Healthy Applesauce Carrot Muffins {Carrot Cake Muffins}
User Reviews
4.6
Healthy Applesauce Carrot Muffins {Carrot Cake Muffins}
Description
This muffin recipe combines whole wheat flour with spices including cinnamon, nutmeg, and ginger for a flavor profile reminiscent of carrot cake. Wet ingredients include melted butter, honey, lightly beaten egg, pure vanilla extract, and unsweetened applesauce, which add moisture and sweetness while keeping the muffins light.
Finely shredded carrots mix gently into the batter to distribute natural sweetness and texture without overworking to avoid density. The muffins bake at 350°F for 18-20 minutes until the tops spring back, producing a lightly domed, tender crumb with a moist texture.
These muffins are suitable as a breakfast or snack option and store well at room temperature covered for 2 to 3 days or can be frozen. The recipe notes recommend using lighter whole wheat varieties for better texture if choosing whole wheat flour.
Ingredients
- 1 ½ cups whole wheat flour or all-purpose flour, see note
- 1 teaspoon baking soda
- 1 teaspoon ground cinnamon
- ¼ teaspoon ground nutmeg
- ¼ teaspoon ground ginger
- ½ teaspoon salt
- 2 tablespoons butter melted
- ½ cup honey
- 1 egg lightly beaten
- 1 teaspoon vanilla extract pure
- 1 cup applesauce unsweetened
- ¾ to 1 to 1 cup carrot finely shredded, 1 large carrot, no need to peel
Instructions
- Preheat the oven to 350 degrees F. Line a 12-cup muffin tin with paper liners.
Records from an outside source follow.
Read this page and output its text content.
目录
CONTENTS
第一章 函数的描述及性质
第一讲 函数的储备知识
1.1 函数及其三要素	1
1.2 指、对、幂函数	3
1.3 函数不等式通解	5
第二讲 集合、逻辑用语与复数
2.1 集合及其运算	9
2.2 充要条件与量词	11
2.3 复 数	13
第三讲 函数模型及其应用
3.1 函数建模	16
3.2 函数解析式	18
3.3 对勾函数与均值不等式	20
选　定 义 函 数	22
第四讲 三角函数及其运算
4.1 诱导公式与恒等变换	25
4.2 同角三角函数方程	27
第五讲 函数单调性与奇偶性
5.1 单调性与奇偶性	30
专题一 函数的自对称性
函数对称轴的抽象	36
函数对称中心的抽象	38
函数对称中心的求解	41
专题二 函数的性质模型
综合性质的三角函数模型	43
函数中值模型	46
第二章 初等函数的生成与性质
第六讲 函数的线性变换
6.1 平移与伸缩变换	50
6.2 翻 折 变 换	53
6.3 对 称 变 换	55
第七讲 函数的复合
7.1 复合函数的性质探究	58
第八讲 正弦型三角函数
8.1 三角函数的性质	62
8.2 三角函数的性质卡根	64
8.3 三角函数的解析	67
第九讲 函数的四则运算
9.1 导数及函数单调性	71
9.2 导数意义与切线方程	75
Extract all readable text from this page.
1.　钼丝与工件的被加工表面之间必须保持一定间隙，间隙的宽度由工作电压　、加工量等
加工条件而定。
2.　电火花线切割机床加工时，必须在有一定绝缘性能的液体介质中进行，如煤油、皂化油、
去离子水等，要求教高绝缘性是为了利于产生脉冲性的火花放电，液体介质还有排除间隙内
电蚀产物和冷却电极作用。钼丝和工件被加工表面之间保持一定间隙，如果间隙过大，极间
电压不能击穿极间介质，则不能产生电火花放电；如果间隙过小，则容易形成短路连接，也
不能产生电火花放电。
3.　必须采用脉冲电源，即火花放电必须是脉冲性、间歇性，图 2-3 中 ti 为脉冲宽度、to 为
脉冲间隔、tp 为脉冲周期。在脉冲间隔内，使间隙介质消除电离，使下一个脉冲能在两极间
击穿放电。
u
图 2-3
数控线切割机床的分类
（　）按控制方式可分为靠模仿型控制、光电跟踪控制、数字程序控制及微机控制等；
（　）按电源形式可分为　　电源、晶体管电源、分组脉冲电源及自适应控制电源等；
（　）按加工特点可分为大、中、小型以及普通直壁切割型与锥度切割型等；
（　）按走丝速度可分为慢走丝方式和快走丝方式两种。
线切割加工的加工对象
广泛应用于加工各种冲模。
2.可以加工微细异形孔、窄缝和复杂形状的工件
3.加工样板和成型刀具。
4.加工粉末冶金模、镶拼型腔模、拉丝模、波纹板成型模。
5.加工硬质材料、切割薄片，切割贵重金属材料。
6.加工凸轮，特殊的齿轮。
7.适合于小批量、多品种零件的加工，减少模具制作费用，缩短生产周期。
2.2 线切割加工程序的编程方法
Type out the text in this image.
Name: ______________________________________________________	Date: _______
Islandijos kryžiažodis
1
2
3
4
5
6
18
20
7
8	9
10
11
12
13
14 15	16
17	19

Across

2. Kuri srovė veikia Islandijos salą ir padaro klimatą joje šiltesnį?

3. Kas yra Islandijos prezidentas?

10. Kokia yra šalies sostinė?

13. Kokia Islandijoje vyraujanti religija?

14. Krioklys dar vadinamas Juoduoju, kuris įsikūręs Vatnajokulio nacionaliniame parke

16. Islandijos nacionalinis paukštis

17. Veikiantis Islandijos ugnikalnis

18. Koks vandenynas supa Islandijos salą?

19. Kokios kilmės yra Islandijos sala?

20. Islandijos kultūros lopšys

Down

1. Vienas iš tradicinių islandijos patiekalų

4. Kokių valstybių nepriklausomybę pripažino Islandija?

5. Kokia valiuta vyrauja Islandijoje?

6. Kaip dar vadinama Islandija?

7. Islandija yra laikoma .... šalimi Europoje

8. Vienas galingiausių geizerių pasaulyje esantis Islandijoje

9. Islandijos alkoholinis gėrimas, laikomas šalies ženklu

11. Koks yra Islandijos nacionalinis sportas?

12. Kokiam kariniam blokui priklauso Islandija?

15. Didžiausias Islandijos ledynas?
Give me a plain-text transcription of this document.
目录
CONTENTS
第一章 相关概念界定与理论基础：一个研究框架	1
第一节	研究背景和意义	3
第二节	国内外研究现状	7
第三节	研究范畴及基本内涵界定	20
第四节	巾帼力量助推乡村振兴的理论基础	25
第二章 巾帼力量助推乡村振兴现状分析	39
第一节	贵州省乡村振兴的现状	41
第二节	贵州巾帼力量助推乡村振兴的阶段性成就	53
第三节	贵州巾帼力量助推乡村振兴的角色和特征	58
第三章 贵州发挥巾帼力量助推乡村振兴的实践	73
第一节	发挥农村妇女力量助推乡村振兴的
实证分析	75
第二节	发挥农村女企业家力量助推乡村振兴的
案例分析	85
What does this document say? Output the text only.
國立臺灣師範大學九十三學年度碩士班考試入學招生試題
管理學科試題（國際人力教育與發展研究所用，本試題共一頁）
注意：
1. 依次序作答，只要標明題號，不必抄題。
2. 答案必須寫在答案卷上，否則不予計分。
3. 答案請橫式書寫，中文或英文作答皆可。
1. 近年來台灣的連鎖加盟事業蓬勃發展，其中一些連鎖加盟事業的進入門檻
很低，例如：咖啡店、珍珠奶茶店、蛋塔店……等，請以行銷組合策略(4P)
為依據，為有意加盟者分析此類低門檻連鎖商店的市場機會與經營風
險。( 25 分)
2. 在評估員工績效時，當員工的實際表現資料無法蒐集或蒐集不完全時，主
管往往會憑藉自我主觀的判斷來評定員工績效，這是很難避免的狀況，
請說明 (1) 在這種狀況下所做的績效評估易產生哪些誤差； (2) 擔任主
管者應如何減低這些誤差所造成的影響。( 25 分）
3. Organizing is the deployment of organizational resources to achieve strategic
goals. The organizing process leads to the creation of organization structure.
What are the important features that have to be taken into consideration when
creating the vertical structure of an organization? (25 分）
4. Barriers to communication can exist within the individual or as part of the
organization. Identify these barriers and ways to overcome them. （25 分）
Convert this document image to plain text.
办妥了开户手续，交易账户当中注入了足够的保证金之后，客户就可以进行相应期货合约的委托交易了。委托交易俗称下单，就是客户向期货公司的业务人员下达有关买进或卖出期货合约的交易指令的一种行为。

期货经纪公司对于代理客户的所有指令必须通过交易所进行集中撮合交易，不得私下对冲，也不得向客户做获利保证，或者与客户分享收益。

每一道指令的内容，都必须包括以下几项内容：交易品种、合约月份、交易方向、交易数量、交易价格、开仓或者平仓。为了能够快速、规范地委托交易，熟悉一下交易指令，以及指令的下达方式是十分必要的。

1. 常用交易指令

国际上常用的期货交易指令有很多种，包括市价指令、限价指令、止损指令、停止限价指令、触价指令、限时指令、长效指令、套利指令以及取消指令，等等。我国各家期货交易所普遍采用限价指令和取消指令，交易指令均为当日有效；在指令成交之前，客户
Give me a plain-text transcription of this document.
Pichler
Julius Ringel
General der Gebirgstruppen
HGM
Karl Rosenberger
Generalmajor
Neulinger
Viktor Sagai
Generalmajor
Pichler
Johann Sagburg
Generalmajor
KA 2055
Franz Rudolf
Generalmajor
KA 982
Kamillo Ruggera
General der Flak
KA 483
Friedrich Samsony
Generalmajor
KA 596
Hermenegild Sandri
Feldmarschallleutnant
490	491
- In a large bowl whisk together the flour, baking soda, cinnamon, nutmeg, ginger, and salt.
- Make a small well in the center of the dry ingredients and add the butter, honey, egg, vanilla, and applesauce.
- Mix until just combined with a few spots of flour remaining.
- Add the carrots and mix until just until combined (don't over mix or the muffins will be dense).
- Scoop the batter into the prepared muffin tin, filling the muffin cups about 2/3 full.
- Bake for 18-20 minutes until the tops of the muffins spring back lightly to the touch.
- Remove to a wire rack to cool completely. The muffins keep well covered at room temperature for 2 to 3 days and freeze well, also.
Notes
- For whole wheat flour, use white wheat variants like hard white, soft white spring, einkhorn, or kamut for a lighter muffin texture.
Nutrition Information
Show DetailsNutrition Facts
Serving: 12muffins
Amount Per Serving
Calories kcal
% Daily Value*
| Serving | 1 muffin | |
| Calories | 129kcal | 6% |
| Carbohydrates | 26g | 9% |
| Protein | 3g | 6% |
| Fat | 3g | 5% |
| Saturated Fat | 1g | 5% |
| Cholesterol | 19mg | 6% |
| Sodium | 217mg | 9% |
| Fiber | 2g | 8% |
| Sugar | 14g | 28% |
* Percent Daily Values are based on a 2,000 calorie diet.